Morning Security Brief: Fusion Centers Criticized, Czech President's Security Lax, No E-mail for Napolitano, and More
By Ann Longmore-Etheridge
A new report is critical of fusion centers. The Czech president was shot with a pellet gun without security intervention. DHS Security Janet Napolitano does not use e-mail. Senate Republicans are not in favor of an executive order on cybersecurity.
► The Wall Street Journal reports that the Senate Permanent Committee on Investigations is less than pleased with the performance of the approximately 70 fusion centers created around the United States in the aftermath of 9-11. The fusion centers, which receive funding from the U.S. Department of Homeland Security, are meant to collect and share intelligence. A report issued by the committee says that instead of meeting their mandate, fusion centers "often produced irrelevant, useless, or inappropriate intelligence reporting to DHS, and many produced no intelligence reporting whatsoever."
►Last week, a man walked up to Czech President Vaclav Klaus and shot him in the arm multiple times with an air-powered pellet gun, reports Gawker. The man then walked away without security intervention. It was only after he gave an interview to a Czech television network that he was arrested. Klaus's security chief has resigned.
►Gizmodo reports that DHS Secretary Janet Napolitano does not use e-mail . Napolitano admitted this at a cybersecurity conference. "She explained that the lack of accounts is 'for a whole host of reasons,' but you have to imagine at least one of this is to avoid the irony of having her own account hacked," noted Gizmodo.

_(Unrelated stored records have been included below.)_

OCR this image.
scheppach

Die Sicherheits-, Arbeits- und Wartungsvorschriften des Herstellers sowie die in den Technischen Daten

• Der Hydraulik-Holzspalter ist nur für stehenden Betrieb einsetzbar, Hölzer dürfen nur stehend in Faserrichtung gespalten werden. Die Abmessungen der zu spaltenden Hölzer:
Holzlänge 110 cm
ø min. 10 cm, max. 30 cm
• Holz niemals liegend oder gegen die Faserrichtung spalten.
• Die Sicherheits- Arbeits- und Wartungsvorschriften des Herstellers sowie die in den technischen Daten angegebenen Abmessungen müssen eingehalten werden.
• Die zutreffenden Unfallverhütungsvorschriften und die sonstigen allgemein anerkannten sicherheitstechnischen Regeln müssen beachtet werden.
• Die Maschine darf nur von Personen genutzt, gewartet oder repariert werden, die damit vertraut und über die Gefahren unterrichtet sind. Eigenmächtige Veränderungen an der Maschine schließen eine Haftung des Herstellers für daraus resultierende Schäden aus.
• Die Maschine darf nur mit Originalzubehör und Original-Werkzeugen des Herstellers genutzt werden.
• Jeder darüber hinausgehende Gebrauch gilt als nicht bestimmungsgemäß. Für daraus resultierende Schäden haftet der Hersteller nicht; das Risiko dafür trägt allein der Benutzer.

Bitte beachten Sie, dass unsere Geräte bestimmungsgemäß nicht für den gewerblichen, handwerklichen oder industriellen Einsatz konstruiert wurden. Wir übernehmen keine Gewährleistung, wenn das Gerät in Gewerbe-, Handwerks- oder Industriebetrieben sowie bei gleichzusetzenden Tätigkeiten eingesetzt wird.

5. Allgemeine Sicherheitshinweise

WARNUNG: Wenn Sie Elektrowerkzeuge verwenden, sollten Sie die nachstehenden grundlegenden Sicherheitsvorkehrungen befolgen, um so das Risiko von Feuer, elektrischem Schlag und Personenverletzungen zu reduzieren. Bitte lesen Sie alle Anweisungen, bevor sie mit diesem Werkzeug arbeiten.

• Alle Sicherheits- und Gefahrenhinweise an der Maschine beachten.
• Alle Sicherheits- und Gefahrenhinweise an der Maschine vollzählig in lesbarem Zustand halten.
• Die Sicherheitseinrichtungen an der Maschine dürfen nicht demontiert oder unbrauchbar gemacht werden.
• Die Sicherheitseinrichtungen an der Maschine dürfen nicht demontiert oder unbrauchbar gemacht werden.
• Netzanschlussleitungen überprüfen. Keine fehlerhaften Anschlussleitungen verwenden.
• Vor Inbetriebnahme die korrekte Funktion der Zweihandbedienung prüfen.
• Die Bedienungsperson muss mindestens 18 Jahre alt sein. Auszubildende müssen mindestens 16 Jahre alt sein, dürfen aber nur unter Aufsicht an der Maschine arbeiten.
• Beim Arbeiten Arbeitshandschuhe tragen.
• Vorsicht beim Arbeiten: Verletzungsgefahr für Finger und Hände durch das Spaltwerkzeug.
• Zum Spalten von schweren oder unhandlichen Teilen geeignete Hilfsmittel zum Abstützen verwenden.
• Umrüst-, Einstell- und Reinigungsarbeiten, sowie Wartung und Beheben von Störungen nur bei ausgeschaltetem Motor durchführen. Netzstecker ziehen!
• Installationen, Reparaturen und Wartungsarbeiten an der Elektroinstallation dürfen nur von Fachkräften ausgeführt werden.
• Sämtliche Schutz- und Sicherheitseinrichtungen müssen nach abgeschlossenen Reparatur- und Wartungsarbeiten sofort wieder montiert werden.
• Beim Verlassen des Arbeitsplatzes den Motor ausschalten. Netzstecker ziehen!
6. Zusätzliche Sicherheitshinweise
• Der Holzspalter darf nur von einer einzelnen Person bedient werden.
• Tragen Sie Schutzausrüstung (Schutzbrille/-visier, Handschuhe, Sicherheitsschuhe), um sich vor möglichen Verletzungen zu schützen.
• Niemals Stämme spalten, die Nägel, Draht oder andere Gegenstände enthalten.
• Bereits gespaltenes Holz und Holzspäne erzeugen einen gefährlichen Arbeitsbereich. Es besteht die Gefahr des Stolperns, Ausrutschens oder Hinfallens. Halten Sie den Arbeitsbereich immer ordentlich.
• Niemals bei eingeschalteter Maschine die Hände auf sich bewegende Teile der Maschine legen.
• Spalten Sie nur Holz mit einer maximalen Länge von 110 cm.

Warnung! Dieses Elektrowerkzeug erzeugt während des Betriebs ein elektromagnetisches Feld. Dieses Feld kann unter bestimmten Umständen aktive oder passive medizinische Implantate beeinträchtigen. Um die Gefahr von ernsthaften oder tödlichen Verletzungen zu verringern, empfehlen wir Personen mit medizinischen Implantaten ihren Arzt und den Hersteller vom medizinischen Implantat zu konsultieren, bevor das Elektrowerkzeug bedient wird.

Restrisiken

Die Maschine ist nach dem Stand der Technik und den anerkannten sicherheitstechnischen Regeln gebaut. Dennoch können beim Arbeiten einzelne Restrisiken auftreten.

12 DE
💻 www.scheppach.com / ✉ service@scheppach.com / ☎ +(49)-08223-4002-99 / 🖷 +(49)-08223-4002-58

► "Senate Republicans urged President Obama on Tuesday not to issue an executive order on cybersecurity , arguing that only congressional action can adequately protect the nation's computer systems. Administration officials have said they began drafting an executive order after Senate Republicans blocked cybersecurity legislation in August. Homeland Security Secretary Janet Napolitano said in a recent congressional hearing that the order is 'close to completion,'" says The Hill. The senators believe that an executive order would fail to address the nation's cyber vulnerabilities.